China disputes India’s sovereignty over Arunachal Pradesh, which has an area of around 84,000 sq km and population of around 1.5 million. India’s boundaries were defined by the British before Independence. But China occupied Aksai Chin in Jammu & Kashmir and raised dispute over the boundary of Arunachal Pradesh in the 1962 war with India.

Around 1,00,000 Tibetans (73 per cent of all Tibetans), including the Dalai Lama, their spiritual leader, are in exile in India.

However, in the last few years, the Central government seems to be distancing itself from the community. In 2018, the Government prohibited its officials and leaders from attending the events to mark the 60th anniversary of Tibetan exile.

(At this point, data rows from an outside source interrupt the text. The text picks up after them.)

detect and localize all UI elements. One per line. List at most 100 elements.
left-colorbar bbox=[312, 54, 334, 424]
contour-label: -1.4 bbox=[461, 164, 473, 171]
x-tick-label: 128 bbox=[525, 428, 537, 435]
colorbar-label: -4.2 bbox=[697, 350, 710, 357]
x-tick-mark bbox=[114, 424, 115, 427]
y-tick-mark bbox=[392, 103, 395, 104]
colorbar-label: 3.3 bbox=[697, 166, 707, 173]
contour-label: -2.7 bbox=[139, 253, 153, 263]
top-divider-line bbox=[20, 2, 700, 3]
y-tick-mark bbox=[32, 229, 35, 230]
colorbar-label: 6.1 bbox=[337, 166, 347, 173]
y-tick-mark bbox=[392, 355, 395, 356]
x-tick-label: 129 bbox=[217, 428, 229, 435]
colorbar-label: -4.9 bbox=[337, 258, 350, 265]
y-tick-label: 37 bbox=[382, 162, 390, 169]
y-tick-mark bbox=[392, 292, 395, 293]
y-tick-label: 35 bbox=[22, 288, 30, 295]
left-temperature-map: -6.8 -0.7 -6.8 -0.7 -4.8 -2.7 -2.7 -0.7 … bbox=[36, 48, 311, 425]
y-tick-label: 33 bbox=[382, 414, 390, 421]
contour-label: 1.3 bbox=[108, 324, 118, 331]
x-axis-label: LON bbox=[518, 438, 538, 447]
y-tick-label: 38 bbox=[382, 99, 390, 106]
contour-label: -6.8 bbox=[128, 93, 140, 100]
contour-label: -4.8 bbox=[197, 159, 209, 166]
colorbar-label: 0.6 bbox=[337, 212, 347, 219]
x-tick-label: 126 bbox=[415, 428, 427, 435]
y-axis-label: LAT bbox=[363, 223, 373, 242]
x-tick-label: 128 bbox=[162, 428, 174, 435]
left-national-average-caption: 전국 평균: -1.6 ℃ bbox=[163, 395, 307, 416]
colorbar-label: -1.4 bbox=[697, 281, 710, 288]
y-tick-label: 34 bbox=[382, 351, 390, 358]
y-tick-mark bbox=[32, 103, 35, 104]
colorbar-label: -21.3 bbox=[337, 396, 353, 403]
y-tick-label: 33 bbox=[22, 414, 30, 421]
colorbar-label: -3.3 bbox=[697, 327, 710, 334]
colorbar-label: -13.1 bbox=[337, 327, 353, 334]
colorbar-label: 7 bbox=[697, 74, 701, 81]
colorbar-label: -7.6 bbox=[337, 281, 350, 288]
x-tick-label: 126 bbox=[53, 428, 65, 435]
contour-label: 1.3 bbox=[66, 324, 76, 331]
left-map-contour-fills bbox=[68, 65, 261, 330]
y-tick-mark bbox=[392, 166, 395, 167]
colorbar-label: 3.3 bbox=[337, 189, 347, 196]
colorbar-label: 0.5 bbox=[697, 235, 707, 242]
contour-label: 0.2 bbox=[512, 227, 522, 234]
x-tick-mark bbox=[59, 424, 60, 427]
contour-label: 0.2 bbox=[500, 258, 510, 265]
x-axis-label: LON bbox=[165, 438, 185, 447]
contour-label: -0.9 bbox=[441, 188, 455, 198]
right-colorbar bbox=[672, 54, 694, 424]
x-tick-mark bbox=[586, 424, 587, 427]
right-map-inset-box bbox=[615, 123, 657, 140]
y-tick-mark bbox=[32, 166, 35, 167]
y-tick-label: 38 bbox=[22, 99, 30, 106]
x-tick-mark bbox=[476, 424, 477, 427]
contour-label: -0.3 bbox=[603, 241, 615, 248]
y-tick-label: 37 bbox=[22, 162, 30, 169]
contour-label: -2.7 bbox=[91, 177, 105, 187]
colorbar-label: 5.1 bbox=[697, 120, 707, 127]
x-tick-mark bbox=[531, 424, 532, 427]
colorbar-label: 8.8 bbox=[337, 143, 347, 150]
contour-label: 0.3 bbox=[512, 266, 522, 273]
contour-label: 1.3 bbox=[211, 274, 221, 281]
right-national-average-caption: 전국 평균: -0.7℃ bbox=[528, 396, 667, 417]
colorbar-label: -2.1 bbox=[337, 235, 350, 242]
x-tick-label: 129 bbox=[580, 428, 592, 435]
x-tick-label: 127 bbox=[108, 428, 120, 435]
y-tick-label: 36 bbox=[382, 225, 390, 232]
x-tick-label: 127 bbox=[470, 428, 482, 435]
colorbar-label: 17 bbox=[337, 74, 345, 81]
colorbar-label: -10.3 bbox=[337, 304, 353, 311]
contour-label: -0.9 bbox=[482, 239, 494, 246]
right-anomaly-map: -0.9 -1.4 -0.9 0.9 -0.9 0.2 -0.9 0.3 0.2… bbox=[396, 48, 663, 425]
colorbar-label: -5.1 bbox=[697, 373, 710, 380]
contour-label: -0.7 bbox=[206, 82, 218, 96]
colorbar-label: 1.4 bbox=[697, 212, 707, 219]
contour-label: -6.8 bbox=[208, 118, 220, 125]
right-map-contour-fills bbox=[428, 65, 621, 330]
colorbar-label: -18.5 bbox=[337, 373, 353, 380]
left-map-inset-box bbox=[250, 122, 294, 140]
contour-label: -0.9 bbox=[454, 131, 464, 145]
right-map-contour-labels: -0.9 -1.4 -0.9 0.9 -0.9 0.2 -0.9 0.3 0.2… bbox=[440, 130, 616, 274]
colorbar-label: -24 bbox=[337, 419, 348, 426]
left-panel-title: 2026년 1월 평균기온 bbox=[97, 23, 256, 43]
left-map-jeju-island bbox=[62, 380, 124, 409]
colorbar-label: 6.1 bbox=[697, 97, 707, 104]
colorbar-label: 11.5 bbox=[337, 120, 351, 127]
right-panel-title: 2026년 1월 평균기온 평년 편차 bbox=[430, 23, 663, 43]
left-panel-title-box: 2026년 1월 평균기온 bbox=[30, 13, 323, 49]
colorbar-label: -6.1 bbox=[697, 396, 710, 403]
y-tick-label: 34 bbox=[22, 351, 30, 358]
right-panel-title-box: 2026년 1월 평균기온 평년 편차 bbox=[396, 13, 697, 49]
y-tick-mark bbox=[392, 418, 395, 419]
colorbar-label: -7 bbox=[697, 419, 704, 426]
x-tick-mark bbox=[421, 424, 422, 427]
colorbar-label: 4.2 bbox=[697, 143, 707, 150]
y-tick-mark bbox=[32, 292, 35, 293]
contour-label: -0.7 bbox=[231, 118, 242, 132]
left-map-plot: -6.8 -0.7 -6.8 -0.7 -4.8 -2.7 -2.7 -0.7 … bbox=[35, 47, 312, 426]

The prohibition came on the eve of an informal summit between Prime Minister Narendra Modi and Chinese President Xi Jinping. As a result, the Tibetan government in exile cancelled its events in New Delhi.

Meanwhile, tensions between India and China heightened after a violent face-off between the troops of both sides at Galwan valley in eastern Ladakh on June 15. India lost 20 of its soldiers in the clash.

Several areas along the LAC in Ladakh and North Sikkim have witnessed major military build-up by both the Indian and Chinese armies recently, in a clear signal of escalating tension and hardening of respective positions by the two sides.

The nearly 3,500-km-long LAC is the de-facto border between the two countries.

Indian and Chinese troops have remained engaged in an eyeball-to-eyeball situation in several areas along the LAC in eastern Ladakh, signalling that the standoff could become the biggest military face-off after the Doklam crisis in 2017.

Meanwhile, the Government of India has changed the Rules of Engagement (RoE) across the Line of Actual Control (LAC) after the unprecedented violent clash at Galwan valley.

As per the new Rules of Engagement, commanders deployed at LAC can give soldiers “complete freedom of action” to handle situations at the tactical level. The commanders can now use firearms and have full authority to respond to extraordinary situations using all resources at their disposal.

Earlier, these were not part of the Rules of Engagements across the LAC.